Да, уж если перед съёмкой первого эпизода никто даже не удосужился выяснить как нужно правильно держать инструмент, то в невымышленности фамилии мастера возникают, мягко говоря, очень большие сомнения.
Sergey_Semenov писал:


> Баян на вид очень напоминает Тульский.


 А вот мужик в комиссионке (или куда там его героиня носила показывать?), в отличие от Вас, с ходу узнал баян работы Кустова 
А более всего меня возмутило то, как главный герой обращается с таким, якобы, уникальным инструментом (50 шт на всю страну таких по его же собственным словам). Таскает его по улицам без футляра, просто повесив на плечо как обычную сумку, цепляется им с грохотом за дорожный знак и т.п.
Да и вообще я полностью согласен с Виктором в общей оценке фильма - ТУФТА!


----------



## Sergey_Semenov (16 Май 2012)

Полностью разделяю Ваши мнения, и по поводу самого фильма и по поводу остального. Мне также показалось странным что баянист играл на Вальтмайстере с оркестром, хотя может такое и случается.


----------



## Tushak (16 Май 2012)

*Sergey_Semenov*,Цитата:


> баянист играл на Вальтмайстере с оркестром


Вообще-то баян barcarola. А в остальном я полностью согласен со всеми Вами в общей оценке фильма - ТУФТА!


----------



## Sergey_Semenov (17 Май 2012)

Tushak писал:


> Вообще-то баян barcarola


Спасибо за поправку. Скажите, баян barcarola используется для солирования в оркестре?


----------



## Новиков Игорь (17 Май 2012)

Баркарола и прочие разновидности - это обычный ширпотреб, созданный для любительского музицирования и не более того.


----------



## oleg45120 (17 Май 2012)

Tushak писал:


> Вообще-то баян barcarola. А востальном я полностью согласен со всеми Вами в общей оценке фильма - ТУФТА!

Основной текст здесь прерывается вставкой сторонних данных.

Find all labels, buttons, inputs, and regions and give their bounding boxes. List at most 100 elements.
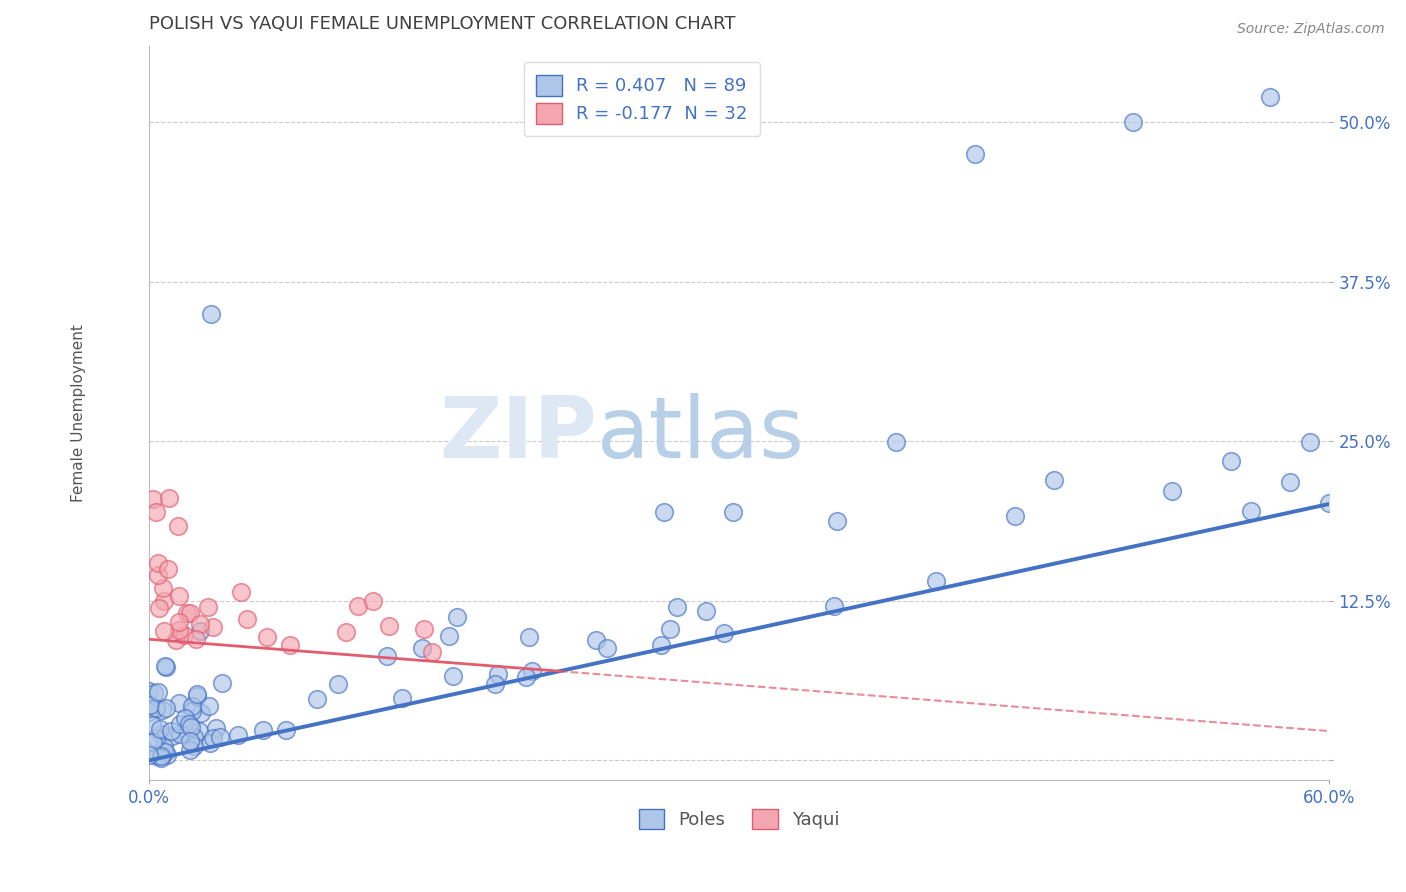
Point [167, 696, 190, 710]
Point [1220, 454, 1243, 468]
Point [437, 629, 460, 643]
Point [152, 624, 174, 639]
Point [515, 670, 537, 684]
Point [377, 619, 399, 633]
Point [486, 667, 509, 681]
Point [347, 599, 370, 614]
Point [713, 626, 735, 640]
Point [200, 307, 222, 321]
Point [173, 628, 195, 642]
Point [169, 623, 191, 637]
Point [153, 659, 176, 673]
Point [652, 505, 675, 519]
Point [274, 723, 297, 738]
Point [202, 731, 225, 745]
Point [188, 624, 211, 639]
Point [965, 147, 987, 161]
Text: ZIP: ZIP [440, 393, 598, 476]
Point [179, 717, 201, 731]
Point [183, 739, 205, 753]
Point [165, 632, 187, 647]
Point [666, 600, 689, 615]
Point [361, 593, 384, 607]
Point [1317, 496, 1340, 510]
Text: POLISH VS YAQUI FEMALE UNEMPLOYMENT CORRELATION CHART: POLISH VS YAQUI FEMALE UNEMPLOYMENT CORR… [149, 15, 735, 33]
Point [391, 691, 413, 706]
Point [146, 556, 169, 570]
Point [1004, 508, 1026, 523]
Point [153, 745, 176, 759]
Point [157, 491, 180, 505]
Point [186, 690, 208, 704]
Point [1043, 474, 1066, 488]
Point [201, 619, 224, 633]
Point [160, 729, 183, 743]
Point [167, 518, 190, 533]
Point [695, 604, 717, 618]
Point [925, 574, 948, 588]
Point [186, 687, 208, 701]
Point [197, 599, 219, 614]
Text: Source: ZipAtlas.com: Source: ZipAtlas.com [1237, 22, 1385, 37]
Point [328, 677, 350, 691]
Point [517, 630, 540, 644]
Point [155, 701, 177, 715]
Point [139, 698, 162, 713]
Point [167, 589, 190, 603]
Point [596, 640, 619, 655]
Point [179, 734, 201, 748]
Point [484, 676, 506, 690]
Point [187, 723, 209, 738]
Point [585, 632, 607, 647]
Point [650, 638, 672, 652]
Point [146, 749, 169, 764]
Point [169, 727, 191, 741]
Point [1240, 503, 1263, 517]
Point [176, 607, 198, 621]
Point [138, 747, 160, 762]
Point [152, 581, 174, 595]
Point [198, 736, 221, 750]
Point [1278, 475, 1301, 490]
Point [256, 631, 278, 645]
Point [413, 622, 436, 636]
Point [179, 607, 201, 621]
Point [138, 683, 160, 698]
Point [188, 617, 211, 632]
Point [145, 731, 167, 746]
Point [138, 702, 160, 716]
Point [138, 706, 160, 720]
Point [236, 612, 259, 626]
Point [149, 750, 172, 764]
Point [190, 706, 212, 721]
Point [179, 743, 201, 757]
Legend: Poles, Yaqui: Poles, Yaqui [631, 801, 846, 837]
Point [142, 734, 165, 748]
Point [375, 649, 398, 664]
Y-axis label: Female Unemployment: Female Unemployment [72, 324, 86, 501]
Point [1298, 435, 1320, 450]
Point [153, 593, 176, 607]
Point [180, 704, 202, 718]
Point [211, 675, 233, 690]
Point [229, 585, 252, 599]
Point [208, 730, 231, 744]
Point [169, 716, 191, 731]
Point [226, 728, 249, 742]
Point [180, 720, 202, 734]
Point [149, 727, 172, 741]
Point [141, 718, 163, 732]
Point [335, 624, 357, 639]
Point [723, 505, 745, 519]
Point [183, 730, 205, 744]
Point [142, 686, 165, 700]
Point [1122, 115, 1144, 129]
Point [305, 691, 328, 706]
Point [156, 748, 179, 763]
Point [145, 505, 167, 519]
Text: atlas: atlas [598, 393, 806, 476]
Point [146, 568, 169, 582]
Point [278, 638, 301, 652]
Point [1161, 483, 1184, 498]
Point [420, 645, 443, 659]
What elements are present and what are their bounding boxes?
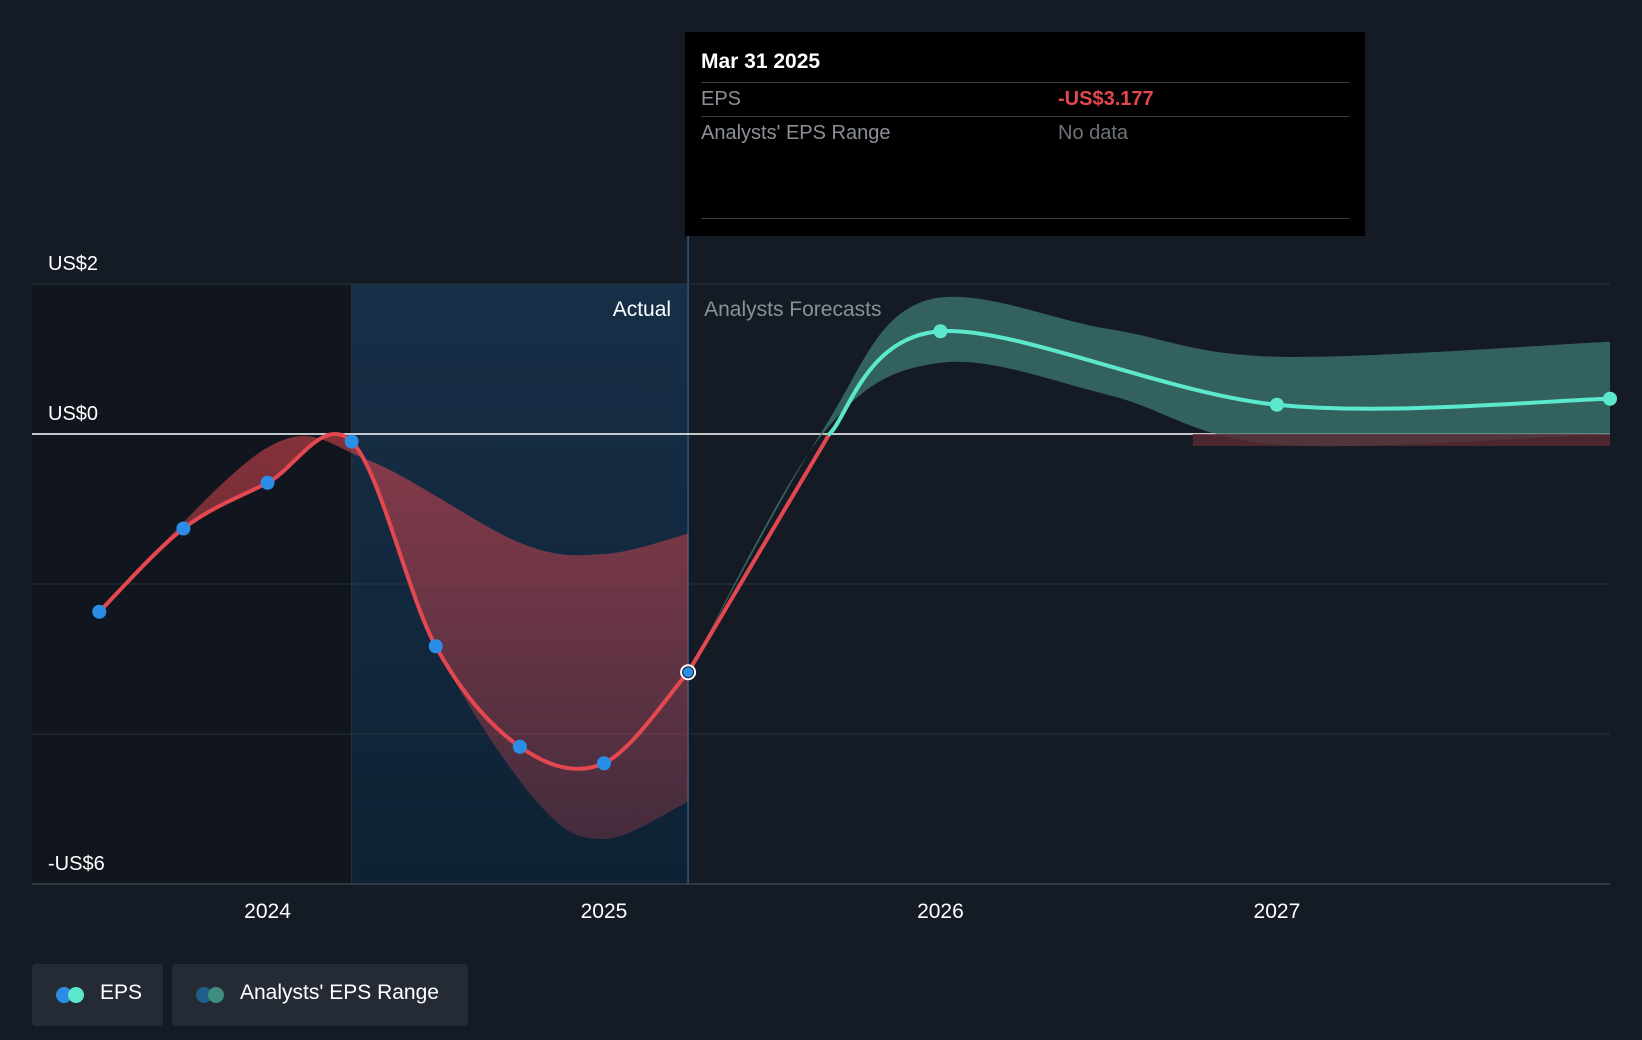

Зато как звучал на нем Вивальди))


----------



## uri (17 Май 2012)

да фильм шедеврален))


----------



## MAN (18 Май 2012)

oleg45120 писал:


> Зато как звучал на нем Вивальди))


 Да, "огрызок" от "Яблочка" на "баяне мастера Кустова" в начале фильма прозвучал не так эффектно. Впрочем, может это как раз потому, что радиотехник космического машиностроения по первому образованию и экономист-актёр по второму Андрей Мерзликин держал его вверх тормашками? :biggrin:


----------



## Sergey_Semenov (18 Май 2012)

Кстати, баян Кустова можно приобрести тут: Ebay


----------



## ze_go (18 Май 2012)

Sergey_Semenov писал:


> Кстати, баян Кустова можно приобрести тут: Ebay smile


цена впечатляет!!


----------



## Jupiter (18 Май 2012)

ze_go писал:


> цена впечатляет!!



Да.Видимо в Европе не знают,что это "баян" Кустова.Цена на него не превашает 100 евро... Сам такой же сдал в комиссионку в 1997 году..Правда за 40 долларов у меня его выкупили...


----------